Now researchers have discovered that agriculture – expanding croplands – and aggressive forestry programs have made China and India the lead role players in this new greening.
“Our analysis of more accurate [and] recent satellite data reveal a greening pattern that is strikingly prominent in China and India, and overlapping with croplands worldwide,” said Chi Chen, a graduate student at Boston University, who authored the new research. “This suggests a more prominent role for the direct [driver] in greening the world.”
Chen and his team scrutinized satellite data from sensors that scanned the Earth twice a day between 2000 and 2017 and measured the area of green leaves and needles. The analysis revealed new plant growth has added an area the size of the Amazon rainforest in new leaves since 2000. The greening clustered in seven regions across six continents and also included parts of the American Midwest.
But in an unexpected twist, the data showed China and India are responsible for nearly one-third of the new leaf area.
Although China only contains about seven percent of the globe’s vegetated area, the rapidly developing nation accounted for 25 percent of the global increase in leaf area.
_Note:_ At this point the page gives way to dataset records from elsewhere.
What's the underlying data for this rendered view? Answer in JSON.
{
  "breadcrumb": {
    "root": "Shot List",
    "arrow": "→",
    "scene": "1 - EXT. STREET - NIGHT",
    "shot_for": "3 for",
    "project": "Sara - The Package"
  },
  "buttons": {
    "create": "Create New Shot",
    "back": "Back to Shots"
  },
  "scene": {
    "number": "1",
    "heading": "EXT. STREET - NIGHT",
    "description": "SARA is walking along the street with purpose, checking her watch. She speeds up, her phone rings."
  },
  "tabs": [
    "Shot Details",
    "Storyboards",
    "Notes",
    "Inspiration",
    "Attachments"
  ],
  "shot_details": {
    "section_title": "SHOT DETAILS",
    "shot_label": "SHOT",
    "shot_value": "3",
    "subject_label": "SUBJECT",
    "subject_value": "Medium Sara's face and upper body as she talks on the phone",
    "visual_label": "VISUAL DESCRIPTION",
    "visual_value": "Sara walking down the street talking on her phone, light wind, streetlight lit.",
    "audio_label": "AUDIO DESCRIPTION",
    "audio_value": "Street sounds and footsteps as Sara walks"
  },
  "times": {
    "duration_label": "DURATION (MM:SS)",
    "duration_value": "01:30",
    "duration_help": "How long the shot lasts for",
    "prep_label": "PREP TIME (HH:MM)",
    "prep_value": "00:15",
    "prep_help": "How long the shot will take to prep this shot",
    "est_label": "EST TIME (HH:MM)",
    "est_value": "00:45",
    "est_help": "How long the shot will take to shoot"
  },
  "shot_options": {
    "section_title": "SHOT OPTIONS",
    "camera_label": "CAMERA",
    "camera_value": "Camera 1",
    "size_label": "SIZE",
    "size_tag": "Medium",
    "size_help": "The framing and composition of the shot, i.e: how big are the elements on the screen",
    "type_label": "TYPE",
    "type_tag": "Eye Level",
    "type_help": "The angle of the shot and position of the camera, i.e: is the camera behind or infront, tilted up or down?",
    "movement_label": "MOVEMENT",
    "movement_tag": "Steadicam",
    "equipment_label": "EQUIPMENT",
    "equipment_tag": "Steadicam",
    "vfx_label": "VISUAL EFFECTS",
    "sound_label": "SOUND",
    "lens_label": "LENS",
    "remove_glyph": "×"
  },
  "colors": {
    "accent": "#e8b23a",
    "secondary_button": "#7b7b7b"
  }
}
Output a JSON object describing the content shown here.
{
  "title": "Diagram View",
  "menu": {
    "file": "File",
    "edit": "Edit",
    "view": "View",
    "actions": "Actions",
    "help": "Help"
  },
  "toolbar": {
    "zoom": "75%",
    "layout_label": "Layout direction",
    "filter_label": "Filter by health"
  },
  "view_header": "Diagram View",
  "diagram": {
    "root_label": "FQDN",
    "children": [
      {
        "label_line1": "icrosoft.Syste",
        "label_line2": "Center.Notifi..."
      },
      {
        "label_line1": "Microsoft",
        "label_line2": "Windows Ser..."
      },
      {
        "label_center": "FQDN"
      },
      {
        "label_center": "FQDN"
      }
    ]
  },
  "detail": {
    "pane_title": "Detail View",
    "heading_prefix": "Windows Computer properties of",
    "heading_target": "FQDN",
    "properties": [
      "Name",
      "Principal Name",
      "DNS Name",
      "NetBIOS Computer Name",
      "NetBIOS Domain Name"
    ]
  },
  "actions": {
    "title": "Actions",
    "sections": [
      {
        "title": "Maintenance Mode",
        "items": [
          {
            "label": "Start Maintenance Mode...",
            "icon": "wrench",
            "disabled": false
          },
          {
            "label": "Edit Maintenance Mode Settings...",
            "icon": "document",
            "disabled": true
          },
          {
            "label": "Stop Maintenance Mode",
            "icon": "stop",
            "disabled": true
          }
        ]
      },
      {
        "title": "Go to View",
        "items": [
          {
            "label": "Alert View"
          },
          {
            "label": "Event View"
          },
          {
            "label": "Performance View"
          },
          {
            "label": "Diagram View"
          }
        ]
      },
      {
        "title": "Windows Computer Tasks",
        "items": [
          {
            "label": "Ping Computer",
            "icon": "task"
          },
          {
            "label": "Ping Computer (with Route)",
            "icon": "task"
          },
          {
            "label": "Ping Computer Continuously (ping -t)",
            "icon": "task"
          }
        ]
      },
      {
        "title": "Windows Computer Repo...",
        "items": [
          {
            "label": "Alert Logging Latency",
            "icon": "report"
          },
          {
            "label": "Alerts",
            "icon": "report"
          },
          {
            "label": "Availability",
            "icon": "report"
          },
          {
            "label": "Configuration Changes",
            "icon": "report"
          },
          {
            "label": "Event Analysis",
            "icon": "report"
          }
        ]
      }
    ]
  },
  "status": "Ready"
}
The boost in China’s greenery was equal to that of Russia, Canada and the United States combined, even though the three countries have the most vegetated land area.
The finding means “China and India, the two most populous and emerging countries, rather than the developed nations, are leaders in greening the lands,” Chen said.
Forestry programs may explain China’s expanding green landscape. “China is engineering ambitious programs to conserve and expand forests with the goal of mitigating land degradation, air pollution and climate change,” Chen said. Indeed, the researchers discovered that much of China’s greening, about 42 percent, is from forests.
Yet a sizable chunk of China’s that plant matter, around 32 percent, is also coming from croplands, the researchers report. India’s greening was most of India’s new growth — a whopping 82 percent — is from intensive agricultural practices that rely on heavy fertilizer use and irrigation systems.
The finding means, “human land use management plays a key role in greening the Earth — as important as CO2 fertilization and climate change,” Chen said. But the added vegetation does not offset the loss of vegetation from the tropics or the consequences for ecosystem sustainability and biodiversity, the team writes.